Zeng Yuxuan, 23, was apprehended by Hong Kong’s national security police on Thursday and was brought to the West Kowloon Magistrates’ Courts on Friday afternoon to face one count of acting with seditious intent.
According to the charge sheet, the law student commemorated the death of Leung Kin-fai on January 1 outside the SOGO mall in Causeway Bay, where Leung stabbed police constable So King-cho before taking his own life on July 1, 2021.
The government condemned the stabbing as a “lone wolf local terrorist act,” while those who paid tribute to Leung were said to have romanticised or glorified a “despicable act of the attempted murder of a police officer” with an intent to incite hatred in society.
The officer, who sustained a serious back injury, was awarded the Silver Medal for Bravery last year, as the government praised him for his “act of selflessness, commitment of duty, professionalism and gallantry of an extremely high order.”
Zeng allegedly displayed a sketch of Leung together with some statements with an intention to bring into hatred or contempt or to excite disaffection against the Hong Kong government.
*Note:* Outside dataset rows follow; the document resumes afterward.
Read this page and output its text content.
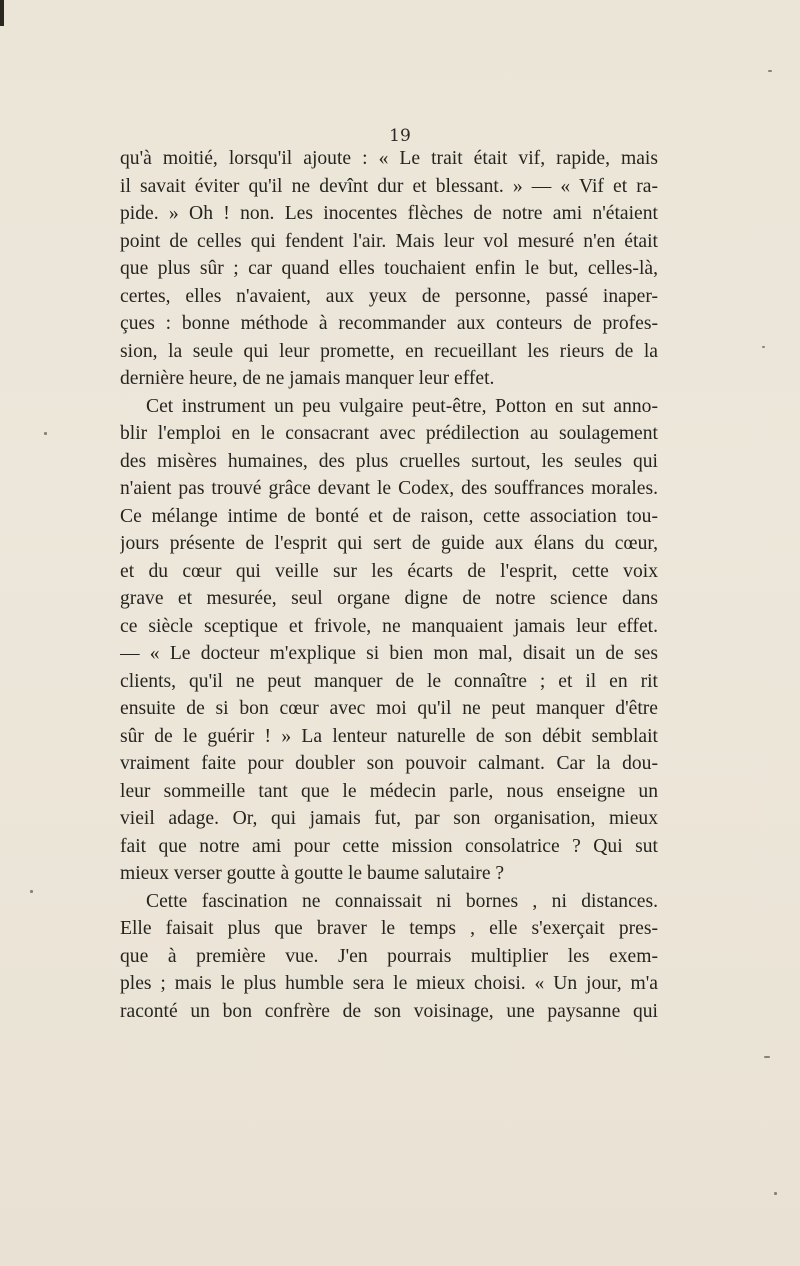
19
qu'à moitié, lorsqu'il ajoute : « Le trait était vif, rapide, mais
il savait éviter qu'il ne devînt dur et blessant. » — « Vif et ra-
pide. » Oh ! non. Les inocentes flèches de notre ami n'étaient
point de celles qui fendent l'air. Mais leur vol mesuré n'en était
que plus sûr ; car quand elles touchaient enfin le but, celles-là,
certes, elles n'avaient, aux yeux de personne, passé inaper-
çues : bonne méthode à recommander aux conteurs de profes-
sion, la seule qui leur promette, en recueillant les rieurs de la
dernière heure, de ne jamais manquer leur effet.
Cet instrument un peu vulgaire peut-être, Potton en sut anno-
blir l'emploi en le consacrant avec prédilection au soulagement
des misères humaines, des plus cruelles surtout, les seules qui
n'aient pas trouvé grâce devant le Codex, des souffrances morales.
Ce mélange intime de bonté et de raison, cette association tou-
jours présente de l'esprit qui sert de guide aux élans du cœur,
et du cœur qui veille sur les écarts de l'esprit, cette voix
grave et mesurée, seul organe digne de notre science dans
ce siècle sceptique et frivole, ne manquaient jamais leur effet.
— « Le docteur m'explique si bien mon mal, disait un de ses
clients, qu'il ne peut manquer de le connaître ; et il en rit
ensuite de si bon cœur avec moi qu'il ne peut manquer d'être
sûr de le guérir ! » La lenteur naturelle de son débit semblait
vraiment faite pour doubler son pouvoir calmant. Car la dou-
leur sommeille tant que le médecin parle, nous enseigne un
vieil adage. Or, qui jamais fut, par son organisation, mieux
fait que notre ami pour cette mission consolatrice ? Qui sut
mieux verser goutte à goutte le baume salutaire ?
Cette fascination ne connaissait ni bornes , ni distances.
Elle faisait plus que braver le temps , elle s'exerçait pres-
que à première vue. J'en pourrais multiplier les exem-
ples ; mais le plus humble sera le mieux choisi. « Un jour, m'a
raconté un bon confrère de son voisinage, une paysanne qui
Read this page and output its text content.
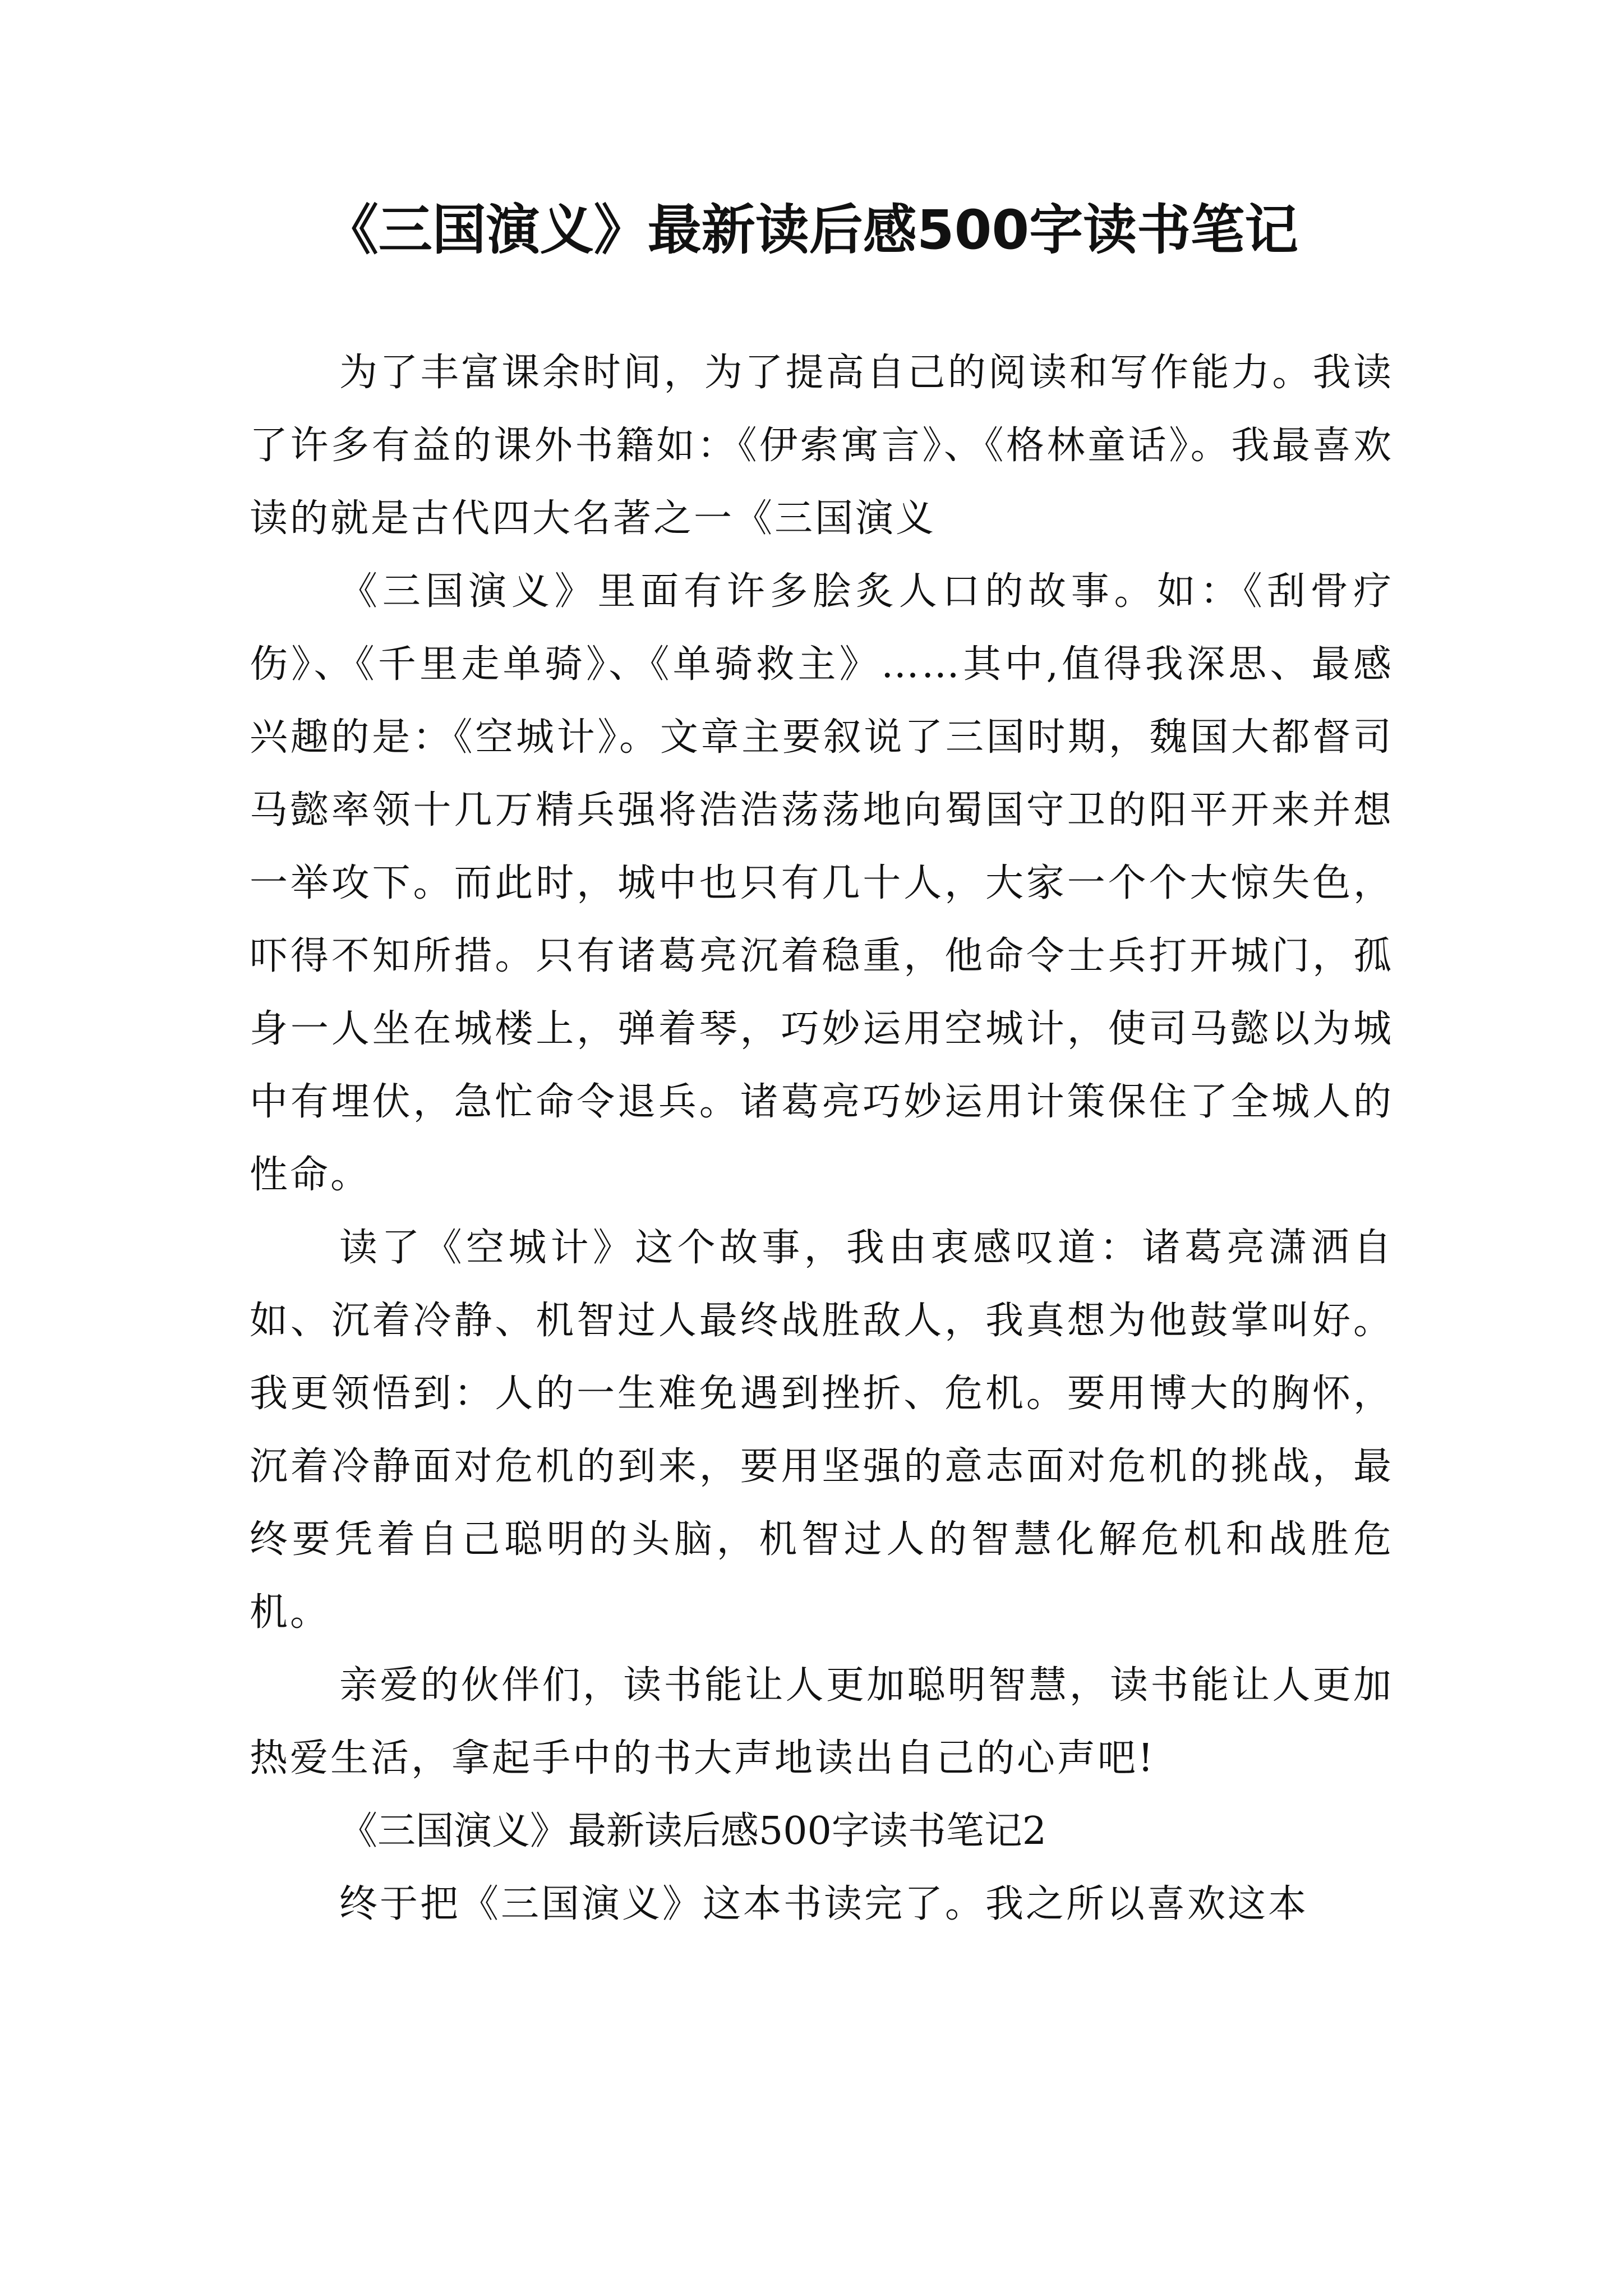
《三国演义》最新读后感500字读书笔记

为了丰富课余时间，为了提高自己的阅读和写作能力。我读了许多有益的课外书籍如：《伊索寓言》、《格林童话》。我最喜欢读的就是古代四大名著之一《三国演义

《三国演义》里面有许多脍炙人口的故事。如：《刮骨疗伤》、《千里走单骑》、《单骑救主》……其中,值得我深思、最感兴趣的是：《空城计》。文章主要叙说了三国时期，魏国大都督司马懿率领十几万精兵强将浩浩荡荡地向蜀国守卫的阳平开来并想一举攻下。而此时，城中也只有几十人，大家一个个大惊失色，吓得不知所措。只有诸葛亮沉着稳重，他命令士兵打开城门，孤身一人坐在城楼上，弹着琴，巧妙运用空城计，使司马懿以为城中有埋伏，急忙命令退兵。诸葛亮巧妙运用计策保住了全城人的性命。

读了《空城计》这个故事，我由衷感叹道：诸葛亮潇洒自如、沉着冷静、机智过人最终战胜敌人，我真想为他鼓掌叫好。 我更领悟到：人的一生难免遇到挫折、危机。要用博大的胸怀，沉着冷静面对危机的到来，要用坚强的意志面对危机的挑战，最终要凭着自己聪明的头脑，机智过人的智慧化解危机和战胜危机。

亲爱的伙伴们，读书能让人更加聪明智慧，读书能让人更加热爱生活，拿起手中的书大声地读出自己的心声吧!

《三国演义》最新读后感500字读书笔记2

终于把《三国演义》这本书读完了。我之所以喜欢这本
Her actions also intended to incite others to violence or counsel disobedience to law or any lawful order, the charge sheet read.
Principal Magistrate Peter Law refused to grant Zeng bail and ordered her to be remanded into custody pending trial. The case was adjourned to July 28.
Sedition is not covered by the Beijing-imposed national security law, which targets secession, subversion, collusion with foreign forces and terrorist acts and mandates up to life imprisonment. Those convicted under the sedition law – last amended in the 1970s when Hong Kong was still a British colony – face a maximum penalty of two years in prison.